The other day I had a conversation with my long-time friend Simon Voice, as part of his new podcast series talking to people about their career and experiences along the way. It was fun to talk about old times and reflect on how some things have changed.
One of the things he asked about was a particular large agile project we’d both been involved with (over a decade ago now), and in particular whether it was successful because we didn’t use one of the now-well-known big agile frameworks. I don’t think he named any particular framework immediately, but he was obviously referring to what someone else, later in the week, called “the S-word”—and perhaps some others.
And I think he was right—it was successful because the approach we used was pretty straightforward and relatively free of beauracracy. There are probably several reasons for this.

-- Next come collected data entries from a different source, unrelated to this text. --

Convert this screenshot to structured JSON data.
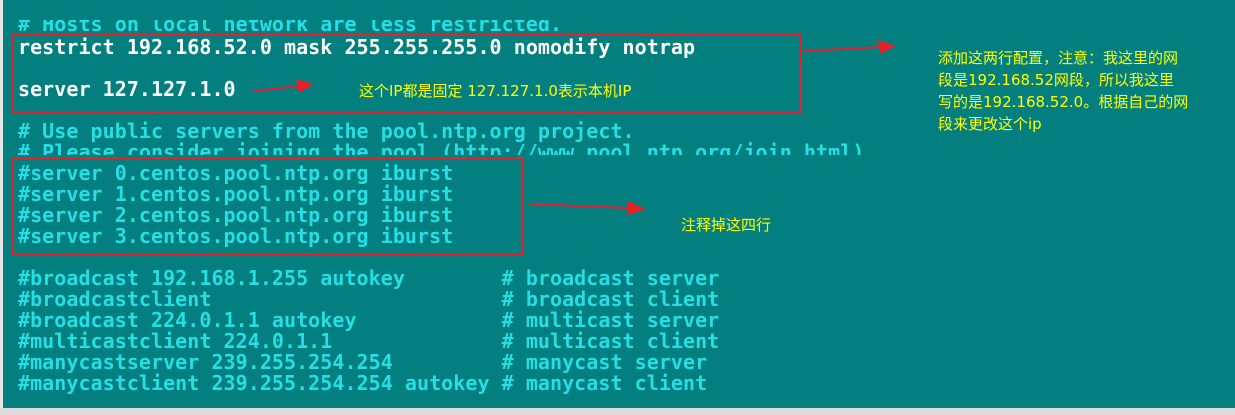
{
  "terminal": {
    "lines": [
      "# Hosts on local network are less restricted.",
      "restrict 192.168.52.0 mask 255.255.255.0 nomodify notrap",
      "server 127.127.1.0",
      "# Use public servers from the pool.ntp.org project.",
      "# Please consider joining the pool (http://www.pool.ntp.org/join.html).",
      "#server 0.centos.pool.ntp.org iburst",
      "#server 1.centos.pool.ntp.org iburst",
      "#server 2.centos.pool.ntp.org iburst",
      "#server 3.centos.pool.ntp.org iburst",
      "#broadcast 192.168.1.255 autokey        # broadcast server",
      "#broadcastclient                        # broadcast client",
      "#broadcast 224.0.1.1 autokey            # multicast server",
      "#multicastclient 224.0.1.1              # multicast client",
      "#manycastserver 239.255.254.254         # manycast server",
      "#manycastclient 239.255.254.254 autokey # manycast client"
    ]
  },
  "annotations": {
    "config_note": [
      "添加这两行配置，注意：我这里的网",
      "段是192.168.52网段，所以我这里",
      "写的是192.168.52.0。根据自己的网",
      "段来更改这个ip"
    ],
    "ip_note": "这个IP都是固定  127.127.1.0表示本机IP",
    "comment_note": "注释掉这四行"
  },
  "colors": {
    "terminal_bg": "#047f7f",
    "text_cyan": "#25dfe4",
    "text_white": "#ffffff",
    "annotation_red": "#e8202a",
    "annotation_yellow": "#ffff00"
  }
}
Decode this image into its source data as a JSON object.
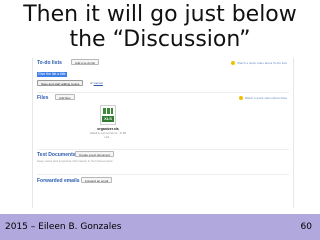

For one thing, there was less to keep in our heads. There was plenty of jargon (and I documented some of that), but that jargon was far less than what you might see elsewhere these days. And so, for example, we spent almost no time debating the fine distinctions between one concept and another.
One consequence of this was that we put much more effort into worrying about the value of what we were doing rather than the mechanics of how were were doing it. In other words, the focus was on the delivery much more than the process. We had a very strong idea of what we needed to do.
Another feature of the project was that there was a very high degree of trust in each other. We appreciated someone’s input because of them as an individual and their expertise, much less because of their job title or the function they were supposed to perform. This can happen on any project or programme, of course, but when you naturally trust your colleagues there is much less of a need to fall back on formal processes and procedures.
That’s not to say there is no value in some of those big methodologies. But the answer to the question “Did it help that we had a relatively lightweight process?” is almost certainly “Yes”.